Towards Efficient Federated Learning of Networked Mixture-of-Experts for Mobile Edge Computing
This addresses the problem of deploying large AI models in mobile edge computing for edge devices, but it appears incremental as it builds on existing federated learning and mixture-of-experts concepts.
The paper tackles the challenge of training large AI models on resource-constrained edge devices by introducing a Networked Mixture-of-Experts system that enables collaborative inference and a federated learning framework for training, demonstrating efficacy through extensive experiments.

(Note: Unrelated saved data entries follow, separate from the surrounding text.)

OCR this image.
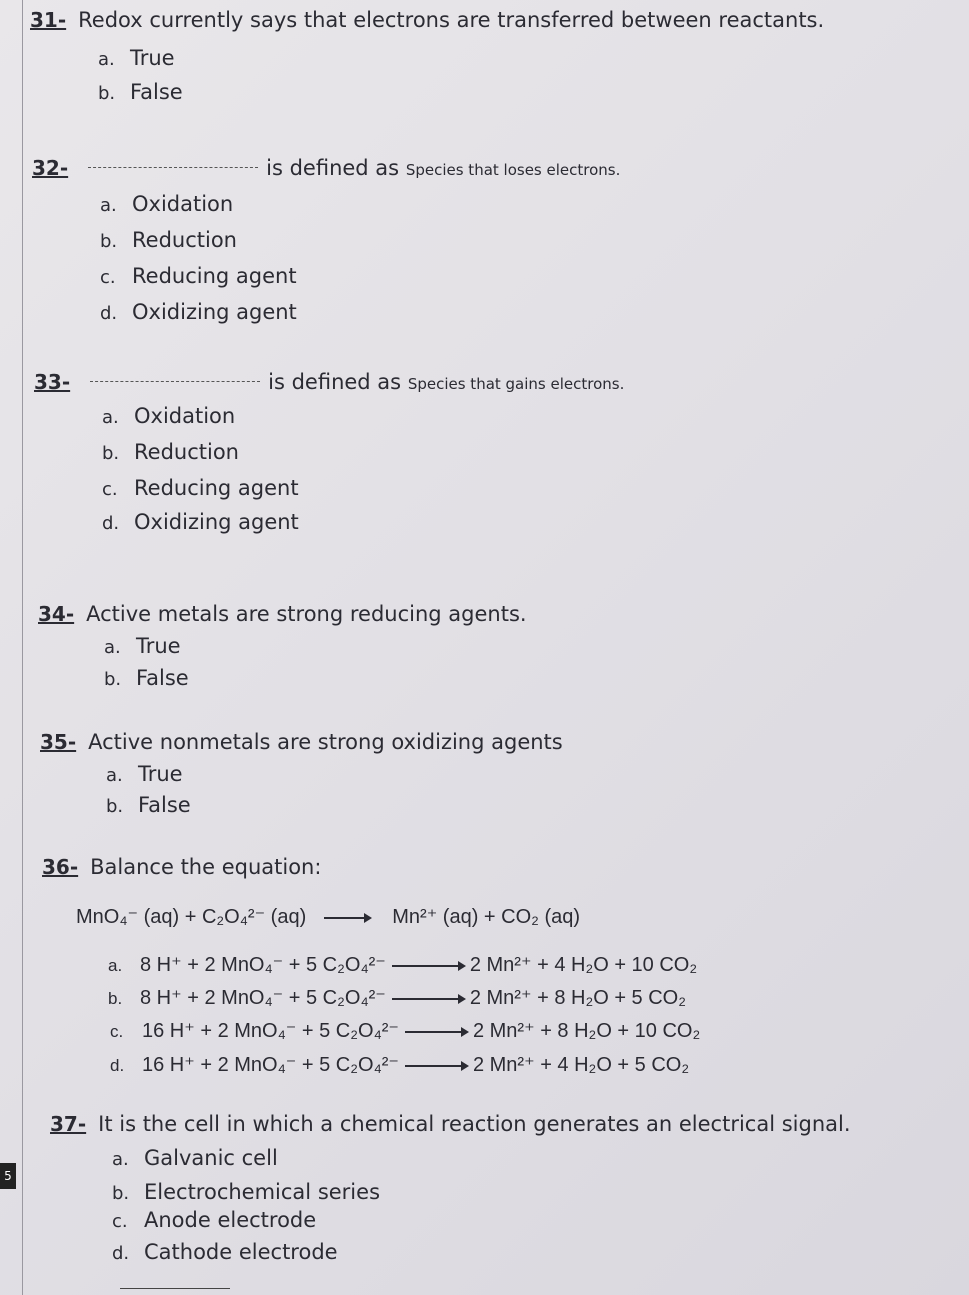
5
31- Redox currently says that electrons are transferred between reactants.
a. True
b. False
32-	is defined as Species that loses electrons.
a. Oxidation
b. Reduction
c. Reducing agent
d. Oxidizing agent
33-	is defined as Species that gains electrons.
a. Oxidation
b. Reduction
c. Reducing agent
d. Oxidizing agent
34- Active metals are strong reducing agents.
a. True
b. False
35- Active nonmetals are strong oxidizing agents
a. True
b. False
36- Balance the equation:
MnO₄⁻ (aq) + C₂O₄²⁻ (aq) → Mn²⁺ (aq) + CO₂ (aq)
a. 8 H⁺ + 2 MnO₄⁻ + 5 C₂O₄²⁻ → 2 Mn²⁺ + 4 H₂O + 10 CO₂
b. 8 H⁺ + 2 MnO₄⁻ + 5 C₂O₄²⁻ → 2 Mn²⁺ + 8 H₂O + 5 CO₂
c. 16 H⁺ + 2 MnO₄⁻ + 5 C₂O₄²⁻ → 2 Mn²⁺ + 8 H₂O + 10 CO₂
d. 16 H⁺ + 2 MnO₄⁻ + 5 C₂O₄²⁻ → 2 Mn²⁺ + 4 H₂O + 5 CO₂
37- It is the cell in which a chemical reaction generates an electrical signal.
a. Galvanic cell
b. Electrochemical series
c. Anode electrode
d. Cathode electrode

Recent advancements in large artificial intelligence models (LAMs) are driving significant innovations in mobile edge computing within next-generation wireless networks. However, the substantial demands for computational resources and large-scale training data required to train LAMs conflict with the limited storage and computational capacity of edge devices, posing significant challenges to training and deploying LAMs at the edge. In this work, we introduce the Networked Mixture-of-Experts (NMoE) system, in which clients infer collaboratively by distributing tasks to suitable neighbors based on their expertise and aggregate the returned results. For training the NMoE, we propose a federated learning framework that integrates both supervised and self-supervised learning to balance personalization and generalization, while preserving communication efficiency and data privacy. We conduct extensive experiments to demonstrate the efficacy of the proposed NMoE system, providing insights and benchmarks for the NMoE training algorithms.